State decisions on whether to allow transitional plans were obtained from an Association of Health Insurance Plans (AHIP) map of state responses to administration policy on individual and small group coverage extensions. For the purpose of this analysis, we consider states that allowed transitional policies to continue in the individual marketplace through December 31, 2015 to be “transitional” states.
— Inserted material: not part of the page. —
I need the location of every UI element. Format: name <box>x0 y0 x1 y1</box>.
In states that allowed transitional plans to continue through 2015, the ultimate decision whether to renew transitional policies was left to issuers. In at least one transitional state (Montana), all individual market carriers ultimately decided to discontinue transitional policies in 2015 and switch to ACA-compliant plans. Since the focus of this analysis is the effect of state policy decisions rather than carrier decisions, we consider Montana a transitional state.
This analysis excludes Vermont and Massachusetts. Vermont has a merged Individual and Small Group Market. Massachusetts ran its own state risk adjustment program in 2015 and data are not available.